KresowiakKresowiak Użytkownik
edytowano stycznia 2016 w Zarządzanie Nieruchomościami
Witam..

Czy wspólnota moze mnie uchwałą pozbawic możliwości kożystania z części wspólnej czyli strychu? Strych jest bardzo duzy i trzemam na Nim sobie drewno do kominka. Wspólnota chce mnie pozbawic możliwości kożystania ze strychu. Czy mogą to zrobic? druga sprawa czy uchwałą mogą zabronic wszystkim mieszkańcom trzymania czego kolwiek na strychu? ludzie trzymaja tam stare stoły, kartony po telewizorach itp..

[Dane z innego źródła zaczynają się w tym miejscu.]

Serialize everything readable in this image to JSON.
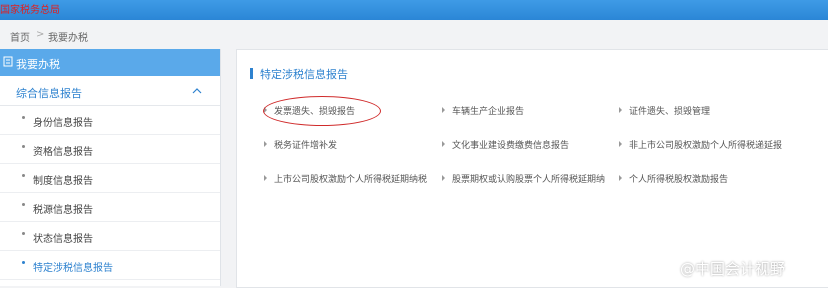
{
  "header": {
    "logo_text": "国家税务总局",
    "accent": "#2b86d6"
  },
  "breadcrumb": {
    "home": "首页",
    "sep": ">",
    "current": "我要办税"
  },
  "sidebar": {
    "title": "我要办税",
    "section": "综合信息报告",
    "items": [
      {
        "label": "身份信息报告"
      },
      {
        "label": "资格信息报告"
      },
      {
        "label": "制度信息报告"
      },
      {
        "label": "税源信息报告"
      },
      {
        "label": "状态信息报告"
      },
      {
        "label": "特定涉税信息报告"
      }
    ]
  },
  "main": {
    "title": "特定涉税信息报告",
    "links": [
      {
        "label": "发票遗失、损毁报告"
      },
      {
        "label": "车辆生产企业报告"
      },
      {
        "label": "证件遗失、损毁管理"
      },
      {
        "label": "税务证件增补发"
      },
      {
        "label": "文化事业建设费缴费信息报告"
      },
      {
        "label": "非上市公司股权激励个人所得税递延报"
      },
      {
        "label": "上市公司股权激励个人所得税延期纳税"
      },
      {
        "label": "股票期权或认购股票个人所得税延期纳"
      },
      {
        "label": "个人所得税股权激励报告"
      }
    ],
    "highlight_color": "#d02b2b"
  },
  "watermark": {
    "text": "@中国会计视野"
  }
}
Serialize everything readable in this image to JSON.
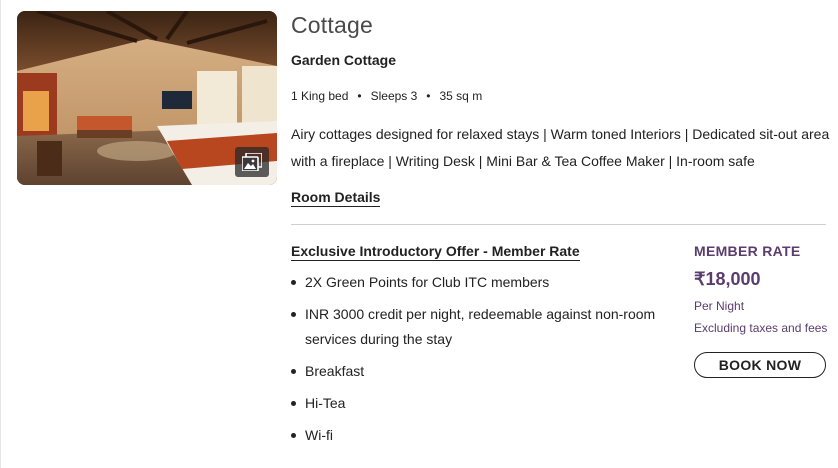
{
  "room": {
    "title": "Cottage",
    "subtitle": "Garden Cottage",
    "specs": [
      "1 King bed",
      "Sleeps 3",
      "35 sq m"
    ],
    "description": "Airy cottages designed for relaxed stays | Warm toned Interiors | Dedicated sit-out area with a fireplace | Writing Desk | Mini Bar & Tea Coffee Maker | In-room safe",
    "details_link": "Room Details",
    "gallery_icon": "image-gallery-icon"
  },
  "offer": {
    "title": "Exclusive Introductory Offer - Member Rate",
    "benefits": [
      "2X Green Points for Club ITC members",
      "INR 3000 credit per night, redeemable against non-room services during the stay",
      "Breakfast",
      "Hi-Tea",
      "Wi-fi"
    ]
  },
  "rate": {
    "label": "MEMBER RATE",
    "price": "₹18,000",
    "per": "Per Night",
    "note": "Excluding taxes and fees",
    "book_label": "BOOK NOW"
  },
  "colors": {
    "accent": "#5b3c6e",
    "text": "#222222",
    "divider": "#cfcfcf"
  }
}
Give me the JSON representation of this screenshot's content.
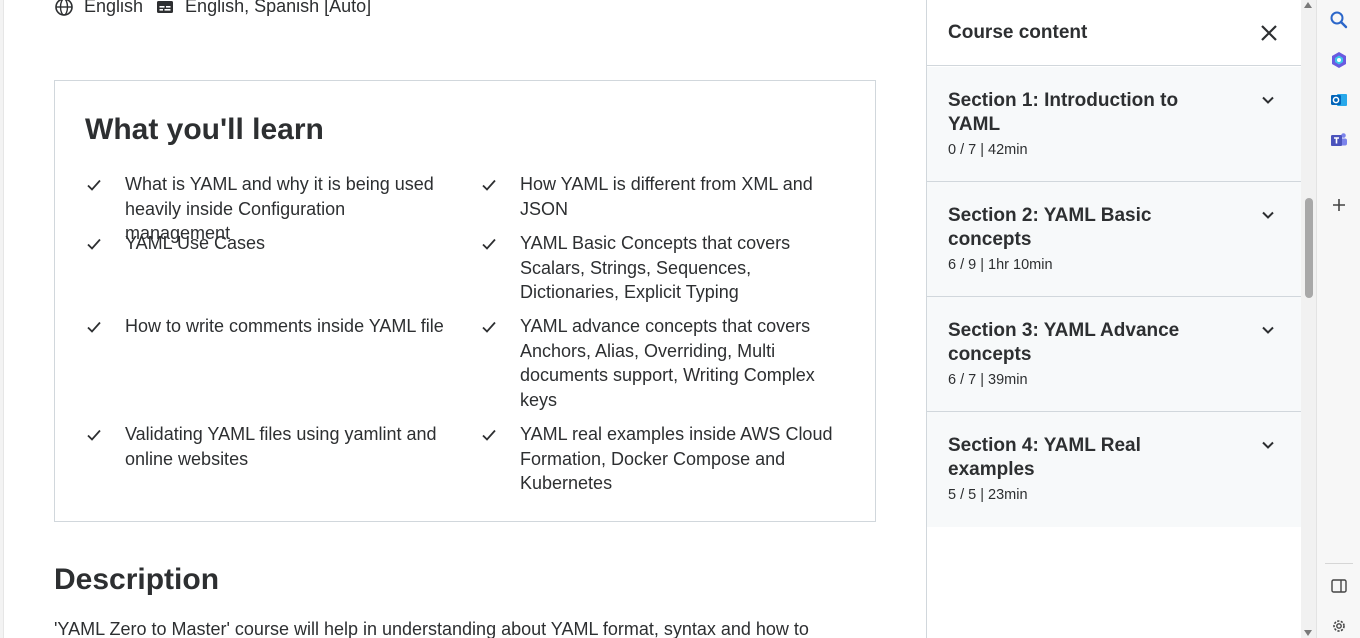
{
  "lang": {
    "audio": "English",
    "captions": "English, Spanish [Auto]"
  },
  "learn": {
    "title": "What you'll learn",
    "items": [
      "What is YAML and why it is being used heavily inside Configuration management",
      "How YAML is different from XML and JSON",
      "YAML Use Cases",
      "YAML Basic Concepts that covers Scalars, Strings, Sequences, Dictionaries, Explicit Typing",
      "How to write comments inside YAML file",
      "YAML advance concepts that covers Anchors, Alias, Overriding, Multi documents support, Writing Complex keys",
      "Validating YAML files using yamlint and online websites",
      "YAML real examples inside AWS Cloud Formation, Docker Compose and Kubernetes"
    ]
  },
  "description": {
    "title": "Description",
    "text": "'YAML Zero to Master' course will help in understanding about YAML format, syntax and how to"
  },
  "sidebar": {
    "title": "Course content",
    "sections": [
      {
        "title": "Section 1: Introduction to YAML",
        "meta": "0 / 7 | 42min"
      },
      {
        "title": "Section 2: YAML Basic concepts",
        "meta": "6 / 9 | 1hr 10min"
      },
      {
        "title": "Section 3: YAML Advance concepts",
        "meta": "6 / 7 | 39min"
      },
      {
        "title": "Section 4: YAML Real examples",
        "meta": "5 / 5 | 23min"
      }
    ]
  },
  "rail": {
    "icons": [
      "search-icon",
      "copilot-icon",
      "outlook-icon",
      "teams-icon",
      "add-icon",
      "sidebar-toggle-icon",
      "settings-icon"
    ]
  },
  "colors": {
    "text": "#2d2f31",
    "border": "#d1d7dc",
    "section_bg": "#f7f9fa",
    "accent": "#5624d0"
  }
}
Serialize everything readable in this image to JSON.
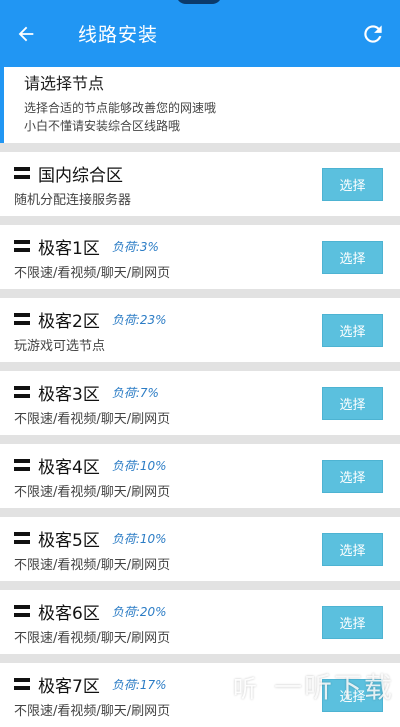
{
  "header": {
    "title": "线路安装",
    "back_icon": "arrow-left-icon",
    "refresh_icon": "refresh-icon",
    "bg_color": "#2196f3"
  },
  "info": {
    "heading": "请选择节点",
    "line1": "选择合适的节点能够改善您的网速哦",
    "line2": "小白不懂请安装综合区线路哦"
  },
  "nodes": [
    {
      "name": "国内综合区",
      "load": "",
      "desc": "随机分配连接服务器",
      "button": "选择"
    },
    {
      "name": "极客1区",
      "load": "负荷:3%",
      "desc": "不限速/看视频/聊天/刷网页",
      "button": "选择"
    },
    {
      "name": "极客2区",
      "load": "负荷:23%",
      "desc": "玩游戏可选节点",
      "button": "选择"
    },
    {
      "name": "极客3区",
      "load": "负荷:7%",
      "desc": "不限速/看视频/聊天/刷网页",
      "button": "选择"
    },
    {
      "name": "极客4区",
      "load": "负荷:10%",
      "desc": "不限速/看视频/聊天/刷网页",
      "button": "选择"
    },
    {
      "name": "极客5区",
      "load": "负荷:10%",
      "desc": "不限速/看视频/聊天/刷网页",
      "button": "选择"
    },
    {
      "name": "极客6区",
      "load": "负荷:20%",
      "desc": "不限速/看视频/聊天/刷网页",
      "button": "选择"
    },
    {
      "name": "极客7区",
      "load": "负荷:17%",
      "desc": "不限速/看视频/聊天/刷网页",
      "button": "选择"
    }
  ],
  "watermark": {
    "logo": "听",
    "text": "一听下载"
  }
}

Z tego co sie orientuje to moge wystąpic do wspolnoty o wyznaczenie mi mojej czesci strychu i nawet czytałem ze ludzie sobie budują scianki z dzwiami i robią sobie takie mini komórki na strychach?

Dzieki za odpowiedz

Komentarze

  • Opcje
    tradertrader Użytkownik
    edytowano listopada -1
    O sposobie korzystania ze strychu decyduje wspólnota.
    Przechowywanie drewna do kominka na strychu jest wygodne, ale stanowi zagrożenie pożarowe.
    Stare graty wyrzuć na śmietnik.
  • Opcje
    LaluniaLalunia Użytkownik
    edytowano listopada -1
    Wspólnota nie może nikogo pozbawić możliwości korzystania z nieruchomości wspólnej, chyba że w drodze podziału do korzystania w formie aktów notarialnych podpisanych przez wszystkich właścicieli lokali.
    Należy jednak pamiętać, że właściciel lokalu ma prawo do współkorzystania z nieruchomości wspólnej zgodnie z jej przeznaczeniem (art.12 ust.1 UWL). Należałoby sprawdzić czy strych może być wykorzystywany na przechowywanie, czy mieści się to w zakresie jego przeznaczenia. Wydawać by się mogło, że tak.
  • Opcje
    ZarządcaZarządca Zarzadca.pl ZARZADCA.PL
    edytowano stycznia 2016
    Drewno to materiał łatwopalny, jego przechowywanie na strychu, jak już napisano powyżej, stwarza zagrożenie pożarowe. Wspólnota odpowiada za stan budynku, którym zarządza, oczywiście, że ma prawo wezwać do usunięcia składowanych przedmiotów. To nie jest przypadek pozbawienia korzystania, korzystać właściciel może, ale zgodnie z przeznaczeniem.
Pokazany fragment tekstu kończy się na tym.